With Export LCs, Singapore SMEs selling to overseas markets can feel more assured as any risks of non-payment will be assumed by the bank issuing the Export LC. Additionally, SMEs can ask their bank to provide an LC confirmation if they are concerned about creditworthiness and country risks.

Another solution SMEs can tap is to request for their banking partner to advance LC payments before the LC is due. Known as LC Negotiation / Discounting, businesses can lean on the bank’s risk appetite to receive immediate cash, improving their cash flow to fund production and purchases from their buyers.

To reduce risk of non-payment even further, SMEs can rely on Accounts Receivable Purchase (ARP) services. The issuing financial institution can take on the risk of non-payment - purchasing their receivables and giving SMEs fast access to working capital of up to 90% of the receivables’ value. DBS customers with ARP financing also benefit from the product’s export credit insurance option, which provides up to 100% credit cover in the event of the buyer’s insolvency or protracted default. This gives ARP customers added breathing room to manage business risks and nurture growth in the face of uncertainty. SMEs who do not have the need for an ARP can still obtain Export Credit Insurance via trade credit insurers or brokers.
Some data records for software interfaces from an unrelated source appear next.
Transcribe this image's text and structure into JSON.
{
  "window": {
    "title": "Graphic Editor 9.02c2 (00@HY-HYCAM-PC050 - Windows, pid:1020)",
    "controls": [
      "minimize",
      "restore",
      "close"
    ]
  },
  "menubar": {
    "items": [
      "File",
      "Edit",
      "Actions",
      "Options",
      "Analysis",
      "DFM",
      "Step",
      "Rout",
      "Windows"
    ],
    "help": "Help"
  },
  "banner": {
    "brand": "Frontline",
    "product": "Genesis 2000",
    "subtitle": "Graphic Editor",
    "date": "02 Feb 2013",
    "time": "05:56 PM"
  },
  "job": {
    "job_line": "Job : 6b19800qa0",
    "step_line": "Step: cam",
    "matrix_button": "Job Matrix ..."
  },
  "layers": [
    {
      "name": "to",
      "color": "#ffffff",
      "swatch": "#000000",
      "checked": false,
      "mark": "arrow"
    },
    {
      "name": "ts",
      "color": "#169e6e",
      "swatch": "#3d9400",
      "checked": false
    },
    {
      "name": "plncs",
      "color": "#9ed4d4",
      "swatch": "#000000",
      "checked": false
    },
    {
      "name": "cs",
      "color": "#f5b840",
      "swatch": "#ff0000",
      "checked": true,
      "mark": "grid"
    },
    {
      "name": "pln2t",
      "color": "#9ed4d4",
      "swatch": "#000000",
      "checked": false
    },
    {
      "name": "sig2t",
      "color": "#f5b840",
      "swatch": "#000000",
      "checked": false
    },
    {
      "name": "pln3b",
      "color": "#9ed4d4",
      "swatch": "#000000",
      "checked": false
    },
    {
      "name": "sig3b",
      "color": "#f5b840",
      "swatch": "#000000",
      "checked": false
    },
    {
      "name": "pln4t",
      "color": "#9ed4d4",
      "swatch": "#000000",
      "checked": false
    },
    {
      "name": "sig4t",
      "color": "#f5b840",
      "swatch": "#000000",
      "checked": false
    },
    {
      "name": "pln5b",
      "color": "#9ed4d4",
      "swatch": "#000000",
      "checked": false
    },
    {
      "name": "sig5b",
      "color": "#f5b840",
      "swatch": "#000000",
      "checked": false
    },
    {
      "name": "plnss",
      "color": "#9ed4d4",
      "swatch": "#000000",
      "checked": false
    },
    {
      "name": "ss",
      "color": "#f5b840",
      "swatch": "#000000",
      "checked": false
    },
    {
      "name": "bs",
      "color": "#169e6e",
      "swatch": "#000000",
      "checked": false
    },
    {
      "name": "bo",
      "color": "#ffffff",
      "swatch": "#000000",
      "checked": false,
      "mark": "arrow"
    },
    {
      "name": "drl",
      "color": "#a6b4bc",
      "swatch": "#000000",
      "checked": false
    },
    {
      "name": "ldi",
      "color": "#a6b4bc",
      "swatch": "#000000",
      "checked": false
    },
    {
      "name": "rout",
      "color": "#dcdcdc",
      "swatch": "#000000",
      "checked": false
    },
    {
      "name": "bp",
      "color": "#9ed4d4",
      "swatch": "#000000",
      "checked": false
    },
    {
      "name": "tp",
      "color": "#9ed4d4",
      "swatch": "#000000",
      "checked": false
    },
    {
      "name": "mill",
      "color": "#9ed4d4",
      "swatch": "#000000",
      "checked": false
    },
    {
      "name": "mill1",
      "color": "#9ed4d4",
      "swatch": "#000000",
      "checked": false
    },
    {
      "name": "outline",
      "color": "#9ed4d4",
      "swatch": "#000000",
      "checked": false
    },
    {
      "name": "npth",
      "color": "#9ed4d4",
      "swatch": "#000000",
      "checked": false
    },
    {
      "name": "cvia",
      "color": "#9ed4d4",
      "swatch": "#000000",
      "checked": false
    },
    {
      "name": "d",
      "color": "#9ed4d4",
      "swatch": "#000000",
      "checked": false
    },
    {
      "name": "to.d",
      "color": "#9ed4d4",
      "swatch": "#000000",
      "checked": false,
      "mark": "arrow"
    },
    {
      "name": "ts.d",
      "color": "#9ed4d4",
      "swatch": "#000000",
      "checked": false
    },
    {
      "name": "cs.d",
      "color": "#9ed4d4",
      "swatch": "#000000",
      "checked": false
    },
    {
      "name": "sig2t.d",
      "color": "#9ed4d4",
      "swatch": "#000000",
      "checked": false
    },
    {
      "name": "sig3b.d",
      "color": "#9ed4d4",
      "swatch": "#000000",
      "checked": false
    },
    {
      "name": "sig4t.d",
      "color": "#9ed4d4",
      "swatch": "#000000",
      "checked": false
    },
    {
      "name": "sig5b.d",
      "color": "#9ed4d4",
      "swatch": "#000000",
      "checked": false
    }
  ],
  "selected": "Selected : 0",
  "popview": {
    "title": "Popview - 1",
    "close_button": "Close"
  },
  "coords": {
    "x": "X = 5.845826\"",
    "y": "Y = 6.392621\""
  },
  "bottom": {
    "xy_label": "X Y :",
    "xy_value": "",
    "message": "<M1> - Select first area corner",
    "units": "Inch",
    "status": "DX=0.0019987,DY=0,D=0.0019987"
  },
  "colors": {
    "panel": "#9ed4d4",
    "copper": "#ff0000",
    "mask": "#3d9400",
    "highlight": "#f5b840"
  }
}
Finally, SMEs taking on a global market might suffer from “impostor syndrome”, feeling out of their depth in an unfamiliar environment. Fortunately, advisory services from bank partners can help provide greater clarity and assurance in an uncertain foreign export environment - 75% of Singapore medium-sized enterprises prefer to work with “a trusted and reliable banking partner with a long track record of supporting businesses.”

Conclusion: the pendulum swings back

SMEs can take some comfort in the possibility that the current global trade disruption is only a hiccup in the medium term. Experts believe that the present situation is only one swing of the pendulum, priming the global economy for a healthy recovery where supply chains are expected to bounce back[7].

As easing of border restrictions reopens global trade, SMEs should prepare for new business operations and accelerated cross-border activity—and tap into trade financing to facilitate their expanding efforts.